As of version 1.1, PMLS includes support for running apps on YARN and HDFS (Hadoop version 2.4 or later). To enable support for YARN and HDFS, please follow the instructions below.

Preliminaries

Before you begin, please ensure the following:

  • hadoop command is working on every machine.
  • Java 7 or higher is installed.

First, install PMLS on every machine in the YARN cluster, as described in Installation. You may install PMLS to the local filesystem; NFS is not required for YARN operation.

Second, you will need to install Gradle to build the PMLS Java components required for YARN. Follow the instructions on the Gradle webpage to install Gradle, and ensure that the command gradle (from the bin subdirectory) is in your PATH.

We do not recommend installing Gradle via apt-get on Ubuntu 14.04, as the repository version may be out of date.

Finally, on each machine, open bosen/defns.mk, and note the following lines:

JAVA_HOME = /usr/lib/jvm/java-7-openjdk-amd64
HADOOP_HOME = /usr/local/hadoop/hadoop-2.6.0
HAS_HDFS = # Leave empty to build without hadoop.
#HAS_HDFS = -DHAS_HADOOP # Uncomment this line to enable hadoop

Change these lines to:

JAVA_HOME = <path to Java 7 or Java 8 on your machines>
HADOOP_HOME = <path to Hadoop on your machines>
HAS_HDFS = -DHAS_HADOOP # Uncomment this line to enable hadoop

Recompiling Bösen

You must now recompile Bösen and the supported Bösen apps on each machine. Recompile Bösen using

cd bosen
make clean
make

Now build the YARN support libraries:

cd bosen/src/yarn
gradle build

Finally, recompile the apps you want to use via

cd bosen/app/path_to_app
make clean
make

The list of supported apps, as well as instructions on how to run them, can be found below.

Which applications are supported?

The following Bösen apps have YARN+HDFS support:

Please refer to the respective wiki pages for running instructions. Note that the YARN launch scripts are different from the regular SSH launch scripts.

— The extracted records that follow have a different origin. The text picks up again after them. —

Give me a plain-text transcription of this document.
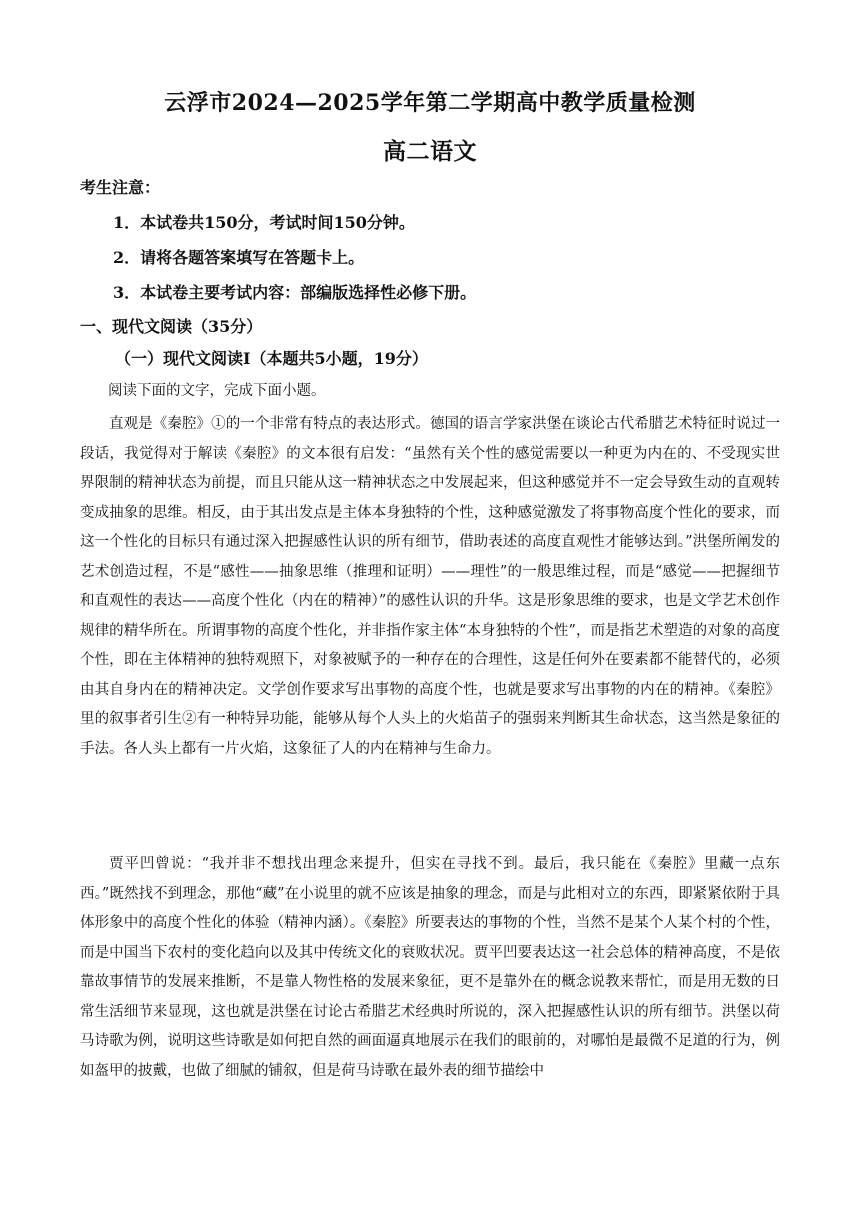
云浮市2024—2025学年第二学期高中教学质量检测
高二语文
考生注意：
1．本试卷共150分，考试时间150分钟。
2．请将各题答案填写在答题卡上。
3．本试卷主要考试内容：部编版选择性必修下册。
一、现代文阅读（35分）
（一）现代文阅读Ⅰ（本题共5小题，19分）
阅读下面的文字，完成下面小题。

直观是《秦腔》①的一个非常有特点的表达形式。德国的语言学家洪堡在谈论古代希腊艺术特征时说过一段话，我觉得对于解读《秦腔》的文本很有启发：“虽然有关个性的感觉需要以一种更为内在的、不受现实世界限制的精神状态为前提，而且只能从这一精神状态之中发展起来，但这种感觉并不一定会导致生动的直观转变成抽象的思维。相反，由于其出发点是主体本身独特的个性，这种感觉激发了将事物高度个性化的要求，而这一个性化的目标只有通过深入把握感性认识的所有细节，借助表述的高度直观性才能够达到。”洪堡所阐发的艺术创造过程，不是“感性——抽象思维（推理和证明）——理性”的一般思维过程，而是“感觉——把握细节和直观性的表达——高度个性化（内在的精神）”的感性认识的升华。这是形象思维的要求，也是文学艺术创作规律的精华所在。所谓事物的高度个性化，并非指作家主体“本身独特的个性”，而是指艺术塑造的对象的高度个性，即在主体精神的独特观照下，对象被赋予的一种存在的合理性，这是任何外在要素都不能替代的，必须由其自身内在的精神决定。文学创作要求写出事物的高度个性，也就是要求写出事物的内在的精神。《秦腔》里的叙事者引生②有一种特异功能，能够从每个人头上的火焰苗子的强弱来判断其生命状态，这当然是象征的手法。各人头上都有一片火焰，这象征了人的内在精神与生命力。

贾平凹曾说：“我并非不想找出理念来提升，但实在寻找不到。最后，我只能在《秦腔》里藏一点东西。”既然找不到理念，那他“藏”在小说里的就不应该是抽象的理念，而是与此相对立的东西，即紧紧依附于具体形象中的高度个性化的体验（精神内涵）。《秦腔》所要表达的事物的个性，当然不是某个人某个村的个性，而是中国当下农村的变化趋向以及其中传统文化的衰败状况。贾平凹要表达这一社会总体的精神高度，不是依靠故事情节的发展来推断，不是靠人物性格的发展来象征，更不是靠外在的概念说教来帮忙，而是用无数的日常生活细节来显现，这也就是洪堡在讨论古希腊艺术经典时所说的，深入把握感性认识的所有细节。洪堡以荷马诗歌为例，说明这些诗歌是如何把自然的画面逼真地展示在我们的眼前的，对哪怕是最微不足道的行为，例如盔甲的披戴，也做了细腻的铺叙，但是荷马诗歌在最外表的细节描绘中
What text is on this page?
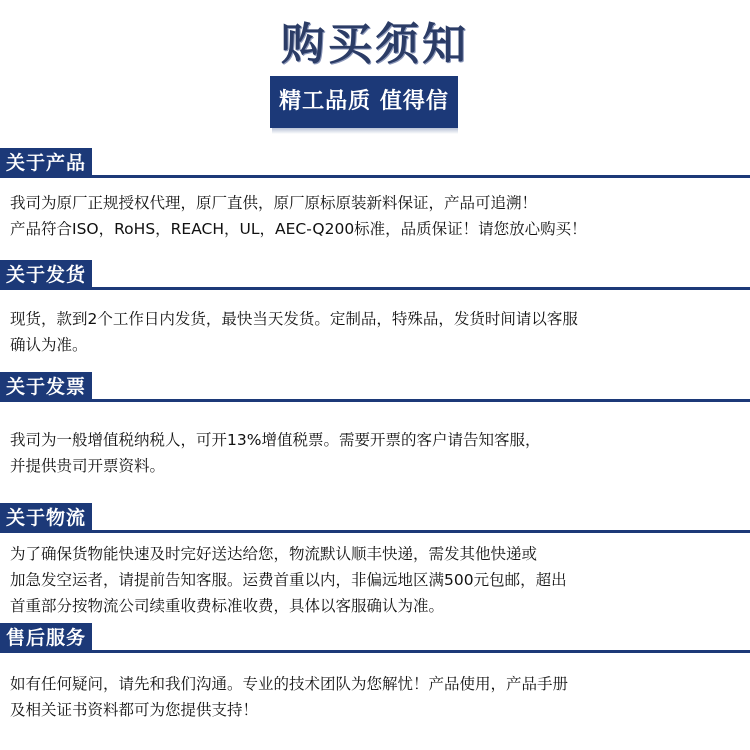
购买须知
精工品质 值得信赖
关于产品
我司为原厂正规授权代理，原厂直供，原厂原标原装新料保证，产品可追溯！
产品符合ISO，RoHS，REACH，UL，AEC-Q200标准，品质保证！请您放心购买！
关于发货
现货，款到2个工作日内发货，最快当天发货。定制品，特殊品，发货时间请以客服
确认为准。
关于发票
我司为一般增值税纳税人，可开13%增值税票。需要开票的客户请告知客服，
并提供贵司开票资料。
关于物流
为了确保货物能快速及时完好送达给您，物流默认顺丰快递，需发其他快递或
加急发空运者，请提前告知客服。运费首重以内，非偏远地区满500元包邮，超出
首重部分按物流公司续重收费标准收费，具体以客服确认为准。
售后服务
如有任何疑问，请先和我们沟通。专业的技术团队为您解忧！产品使用，产品手册
及相关证书资料都可为您提供支持！
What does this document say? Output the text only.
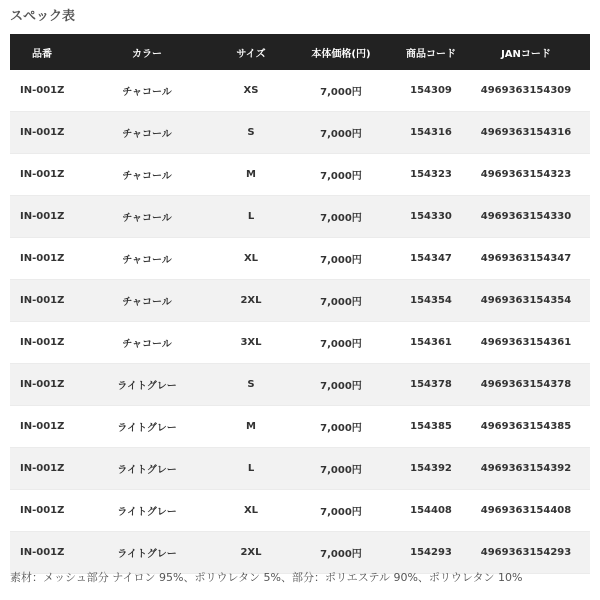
スペック表
品番	カラー	サイズ	本体価格(円)	商品コード	JANコード
IN-001Z	チャコール	XS	7,000円	154309	4969363154309
IN-001Z	チャコール	S	7,000円	154316	4969363154316
IN-001Z	チャコール	M	7,000円	154323	4969363154323
IN-001Z	チャコール	L	7,000円	154330	4969363154330
IN-001Z	チャコール	XL	7,000円	154347	4969363154347
IN-001Z	チャコール	2XL	7,000円	154354	4969363154354
IN-001Z	チャコール	3XL	7,000円	154361	4969363154361
IN-001Z	ライトグレー	S	7,000円	154378	4969363154378
IN-001Z	ライトグレー	M	7,000円	154385	4969363154385
IN-001Z	ライトグレー	L	7,000円	154392	4969363154392
IN-001Z	ライトグレー	XL	7,000円	154408	4969363154408
IN-001Z	ライトグレー	2XL	7,000円	154293	4969363154293
素材：メッシュ部分 ナイロン 95%、ポリウレタン 5%、部分：ポリエステル 90%、ポリウレタン 10%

YARN/HDFS support for Strads will be coming in a future update.

Troubleshooting

Running out of virtual memory when using YARN

If you are running out of virtual memory when launching PMLS apps via YARN, you may need to edit $HADOOP_CONF_DIR/yarn-site.xml in order to increase the maximum amount of virtual memory that can be allocated to containers. Search for the lines

<property> 
<name>yarn.nodemanager.vmem-pmem-ratio</name>  
<value>100</value>
</property>

and increase value to a ratio higher than 100.